Background: Diffuse midline gliomas (DMG), including those located in the brainstem (diffuse intrinsic pontine glioma – DIPG) comprise almost half of all paediatric high grade gliomas and are considered the most lethal of all children’s cancers. DIPG harbours a median overall survival of 9-11-months, where the only approved treatment is palliative radiotherapy. Preliminary clinical efficacy for the small molecule brain-penetrant drug ONC201 shows an emerging survival benefit in early-stage clinical trials (NCT03416530), however, many patients do not respond, and all patients become resistant.

Aim: To uncover the mechanisms by which DIPG cell lines escape cell death following ONC201 treatment, and use these data to design strategies to improve response.

Methods: Initial testing revealed 10/13 patient-derived DIPG cell lines responded to ONC201. To uncover mechanisms of resistance, we performed quantitative proteomics on the H3.3K27M TP53-mutant ONC201 resistant line, SU-DIPG-VI, +/-ONC201 grown under hypoxic and normoxic conditions.
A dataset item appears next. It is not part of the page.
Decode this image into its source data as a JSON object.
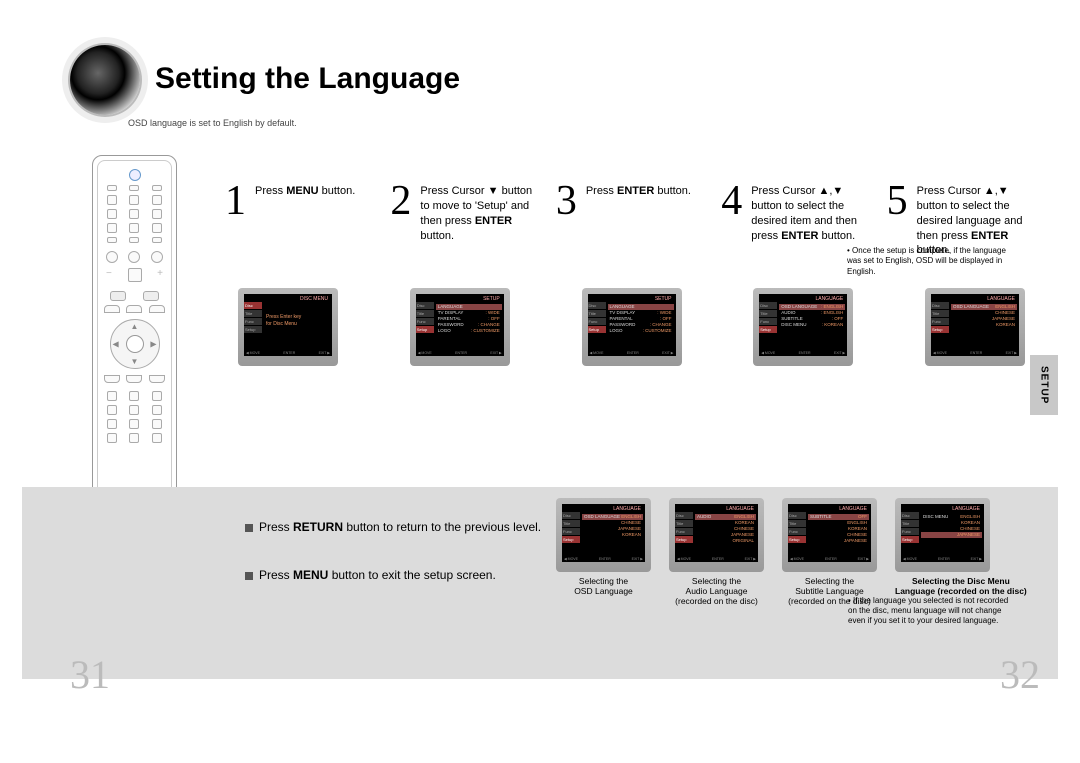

Results: Pathway analysis of proteomic profiling results identified mitochondrial degradation as the most enriched biological process. ONC201 is known to be a potent agonist of the mitochondrial protease CLPP, hence proteolysis and degradation of electron transport chain proteins including SDHA, and TCA cycle proteins including IDH3, were seen following 24 h treatment. The loss of mitochondrial integrity, including TCA cycle activity, promoted metabolic alterations to the epigenome, including increased trimethylation of H3K4 and H3K27. Therapeutic rescue was underpinned by redox-activated PI3K/AKT signalling, prompting the use of the blood-brain barrier permeable, clinically relevant PI3K/AKT inhibitor, paxalisib (NCT0396355). The combination with ONC201 was synergistically cytotoxic in both ONC201 sensitive and resistant DIPG cell lines, however, not in normal control peripheral blood mononuclear cells. Synergism was also seen in vivo using the SU-DIPG-VI-patient derived xenograft mouse model (p=0.0043). This combination was provided under compassionate access for two DIPG patients. Case 1, 6-year-old DIPG patient 6-weeks post-radiotherapy received the combination of ONC201 (15 mg/kg weekly) and paxalisib (27mg/m2 daily). Patient continues to receive the combination, 15-months after diagnosis and has experienced an almost complete regression of the primary tumour. Case 2, 16-year-old DIPG patient, commenced the combination following re-irradiation, 18-months post-diagnosis. Patient experienced a 34% reduction in tumour volume, with marked resolution of neurological symptoms, but unfortunately passed away from pneumocystis pneumonia 23-months after diagnosis.

Conclusions: Our preclinical and case study results underpin the recently commenced phase II clinical trial (NCT05009992), testing the combination of ONC201 and paxalisib immediately post-radiotherapy, or for patients in disease progression, immediately post re-irradiation.